Children are naturals at present moment awareness - they are born with a beginner's mind and continuously engage in moment-by-moment exploration as they learn about their world. Just watch a baby explore a blade of grass for the first time. She is so entirely engaged in the moment, taking in information from all of her senses... A toddler on a fall walk, exploring all the colours of the leaves on the ground, on the trees... each pile a new experience, full of discovery... with enthusiastic proclamations about the colours on this leaf, on that leaf, again and again, with a beginner's mind...
However, as children get older, they are bombarded with stimuli – advertising, television, video games, etc. that get their attention bouncing so quickly, that it can be difficult for them to focus. So often, children are told to “pay attention,” but they aren’t really taught how to do so.
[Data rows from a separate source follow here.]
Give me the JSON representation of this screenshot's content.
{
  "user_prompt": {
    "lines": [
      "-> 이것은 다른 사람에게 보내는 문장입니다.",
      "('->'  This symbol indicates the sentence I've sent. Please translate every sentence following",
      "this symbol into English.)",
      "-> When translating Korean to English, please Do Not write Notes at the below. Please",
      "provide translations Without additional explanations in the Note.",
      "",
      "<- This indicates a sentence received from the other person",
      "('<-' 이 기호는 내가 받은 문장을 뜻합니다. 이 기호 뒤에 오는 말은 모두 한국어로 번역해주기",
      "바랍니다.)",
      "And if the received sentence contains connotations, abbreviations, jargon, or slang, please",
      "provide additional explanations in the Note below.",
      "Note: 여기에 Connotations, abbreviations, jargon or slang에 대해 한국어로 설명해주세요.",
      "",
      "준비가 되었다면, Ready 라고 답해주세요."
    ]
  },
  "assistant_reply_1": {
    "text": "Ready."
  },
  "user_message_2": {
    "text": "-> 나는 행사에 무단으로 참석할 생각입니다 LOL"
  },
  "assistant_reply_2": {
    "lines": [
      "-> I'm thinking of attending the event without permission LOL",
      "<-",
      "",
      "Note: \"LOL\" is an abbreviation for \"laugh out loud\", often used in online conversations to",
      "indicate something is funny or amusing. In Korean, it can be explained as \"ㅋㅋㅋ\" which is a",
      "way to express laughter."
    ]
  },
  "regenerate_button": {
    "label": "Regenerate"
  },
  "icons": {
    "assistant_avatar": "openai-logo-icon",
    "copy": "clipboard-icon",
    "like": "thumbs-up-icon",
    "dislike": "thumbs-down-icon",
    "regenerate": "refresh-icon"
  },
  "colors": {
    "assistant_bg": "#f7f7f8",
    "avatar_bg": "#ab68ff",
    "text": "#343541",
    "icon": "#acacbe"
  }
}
Kids also face increasing pressure to achieve. Kids have stress, but are not often provided with tools to manage it. Education continues to focus on core academics, rather than teaching social emotional skills, even though EQ (emotional intelligence) is a greater predictor of success than is IQ.
Mindfulness is a way to support children’s social development and build resiliency. Exciting work with children in schools in the U.S. and in Canada is showing the potential benefits of mindfulness practice for children, such as increased happiness and more successful relationships.
In my work with children, I have seen children become more compassionate towards others and themselves through mindfulness practice – specifically, Loving Kindness practice. I have also witnessed how children can learn to be aware of their emotions and take a moment to notice what is happening for them before reacting. For example, naming anxiety, anger, worry, etc. has led them to reflect on what they need rather than to quickly react, while being 'swept up' in the emotion.
I teach Mindfulness to children in a fun, interactive way through songs, stories, games, movement, expressive arts, mindful eating and short meditation practices.